From Slaves to Citizens: Slave Law and Claims-Making in Colonial Cuba
University Of Pittsburgh, Pittsburgh PA
Investigators
Abstract
Recent scholarship has identified a set of social and economic conditions that led to the creation of segregation and of a legally-defined racial order in the United States and South Africa. Yet similar circumstances and needs did not result in comparable institutional and social arrangements in Latin American countries with a substantial population of African descent. Why? That is the central question that this research project seeks to answer. Building upon recent historiography on Atlantic slavery and using Cuba as a test case, this study seeks to identify some of the conditions that prevented the creation of segregation in Spanish America.

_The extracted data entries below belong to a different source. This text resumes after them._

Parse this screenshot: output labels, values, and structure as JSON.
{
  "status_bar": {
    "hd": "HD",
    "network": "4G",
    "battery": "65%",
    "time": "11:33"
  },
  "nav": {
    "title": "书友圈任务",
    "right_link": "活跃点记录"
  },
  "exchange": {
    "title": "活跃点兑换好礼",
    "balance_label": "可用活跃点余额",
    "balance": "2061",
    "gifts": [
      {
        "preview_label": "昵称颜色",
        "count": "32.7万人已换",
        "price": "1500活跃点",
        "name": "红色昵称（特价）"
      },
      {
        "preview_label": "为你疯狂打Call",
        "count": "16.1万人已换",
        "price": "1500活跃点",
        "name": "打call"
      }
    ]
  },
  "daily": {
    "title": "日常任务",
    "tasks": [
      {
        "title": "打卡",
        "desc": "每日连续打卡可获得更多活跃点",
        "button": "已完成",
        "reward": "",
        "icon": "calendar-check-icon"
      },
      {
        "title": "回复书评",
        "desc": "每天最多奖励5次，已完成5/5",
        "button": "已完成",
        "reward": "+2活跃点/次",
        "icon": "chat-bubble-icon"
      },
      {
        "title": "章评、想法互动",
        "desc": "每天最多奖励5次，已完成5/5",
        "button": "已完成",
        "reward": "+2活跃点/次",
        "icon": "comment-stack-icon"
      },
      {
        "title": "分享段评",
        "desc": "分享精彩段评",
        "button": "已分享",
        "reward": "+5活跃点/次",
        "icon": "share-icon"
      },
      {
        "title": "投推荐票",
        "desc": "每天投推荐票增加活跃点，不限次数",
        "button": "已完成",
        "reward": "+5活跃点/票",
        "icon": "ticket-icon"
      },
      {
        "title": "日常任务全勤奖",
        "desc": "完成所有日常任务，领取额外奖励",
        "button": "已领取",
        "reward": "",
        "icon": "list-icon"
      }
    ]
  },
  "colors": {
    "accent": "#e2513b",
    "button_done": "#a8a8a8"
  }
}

The researcher suggests that the legal, institutional, and ultimately cultural settings in which slave regimes developed are indeed crucial to understand post-emancipation race relations. These settings established the ideological and cultural boundaries of what would later be politically possible. This research attempts to identify the opportunities for claims making that colonial legislation and institutions created for slaves during the long colonial period. Traditional Iberian law, represented mainly by the 13th-century code Las Siete Partidas, conferred a limited legal personality to slaves, as illustrated by several slave "rights": to marry even against the will of the master, to seek judicial protection in case of abuse and mistreatment, and to access manumission. These opportunities for claims making could have contributed to the creation of a political culture of inclusion and indeed to what has been described as the integration of the Africans and their descendants into colonial society. In turn, a political culture of inclusion and integration would facilitate the emergence of cross-racial forms of mobilization such as the nationalist coalitions that fought for independence in Cuba and elsewhere in Spanish America. To test these hypotheses, the principal investigator will use archival resources that contain local regulations, court decisions, cannon laws, pastoral letters and church documents.